Nie spojrzała jednak na tego ostatniego niespodziewanego gościa. Czuła się przy nim dziwnie. Obserwowana. Jak błysk wspomnienia wróciły te same uczucia z poprzedniego popołudnia, kiedy też była obserwowana. Ale przez Maxa, który odprowadzał ją wzrokiem, gdy uciekała. Skrzywiła się i ścisnęła mocniej kubek w dłoniach. „O której wróciłaś? Wyglądasz na śpiącą.” Nancy ze zmartwieniem przyglądała się córce. Podkrążone oczy, skulone ciało. Wyglądała, jakby całą noc nie spała. Liz momentalnie przygryzła dolną wargę. Gdzie była? O której wróciła? „Byłam u Marii. Przegadałyśmy całą noc” wymusiła na usta kwaśny uśmiech „Jestem trochę zmęczona”. Nancy przytaknęła, jakby ze zrozumieniem. W końcu to nie pierwszy raz, gdy obie z Marią spędzały noc na pogaduchach, nie mając potem na nic siły.
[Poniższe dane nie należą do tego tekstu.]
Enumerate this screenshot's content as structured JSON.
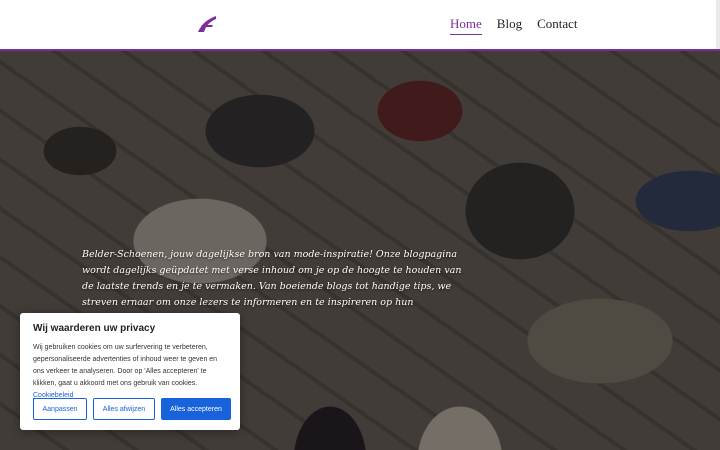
{
  "header": {
    "nav": {
      "home": "Home",
      "blog": "Blog",
      "contact": "Contact"
    },
    "accent_color": "#7a2d9c",
    "logo_icon": "shoe-stripe-logo"
  },
  "hero": {
    "text": "Belder-Schoenen, jouw dagelijkse bron van mode-inspiratie! Onze blogpagina wordt dagelijks geüpdatet met verse inhoud om je op de hoogte te houden van de laatste trends en je te vermaken. Van boeiende blogs tot handige tips, we streven ernaar om onze lezers te informeren en te inspireren op hun modeavontuur."
  },
  "cookie": {
    "title": "Wij waarderen uw privacy",
    "body": "Wij gebruiken cookies om uw surfervering te verbeteren, gepersonaliseerde advertenties of inhoud weer te geven en ons verkeer te analyseren. Door op 'Alles accepteren' te klikken, gaat u akkoord met ons gebruik van cookies.",
    "policy_link": "Cookiebeleid",
    "btn_customize": "Aanpassen",
    "btn_reject": "Alles afwijzen",
    "btn_accept": "Alles accepteren",
    "button_color": "#1863dc"
  }
}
Tylko ktoś inny nie bardzo wierzył jej słowom. Malachitowy wzrok wciąż tkwił w jej drobnej postaci, jakby usiłując wyczytać prawdę. Wychwytywał te niewielkie wahania w głosie oznaczające kłamstwo. Poza tym dziewczyna nie wyglądała jakby spędziła noc w przytulnym pokoju jakiejś nastolatki. Poprawiony genetycznie wzrok dostrzegał drobiny kurzu na karmelkowiej skórze. Jej zapach... pachniała pustynią. A z tego co wiedział, nikt nie mieszkał na pustyni.

* * *

Położyła pościel na jednym z łóżek. Była wycieńczona, a mama jeszcze kazała jej przygotować pokoje gościnne. W środku dnia, gdy do pory snu było tyle czasu! Jęknęła. Ale posłusznie wypełniła prośbę. Zresztą z tego co widziała, to ta cała Max będzie potrzebowała więcej wypoczynku. Wyglądała na o wiele bardziej zmęczoną od niej samej. „Ostatnio jak się widzieliśmy, ledwo potrafiłaś się wdrapać na to łóżko” Logan roześmiał się. Obróciła głowę. Jej kuzyn stał w progu i spoglądał na nią, a raczej na jej usilne staranie nie zaśnięcia na stojąco. Nie odwzajemniła uśmiechu. Nie miała na to siły.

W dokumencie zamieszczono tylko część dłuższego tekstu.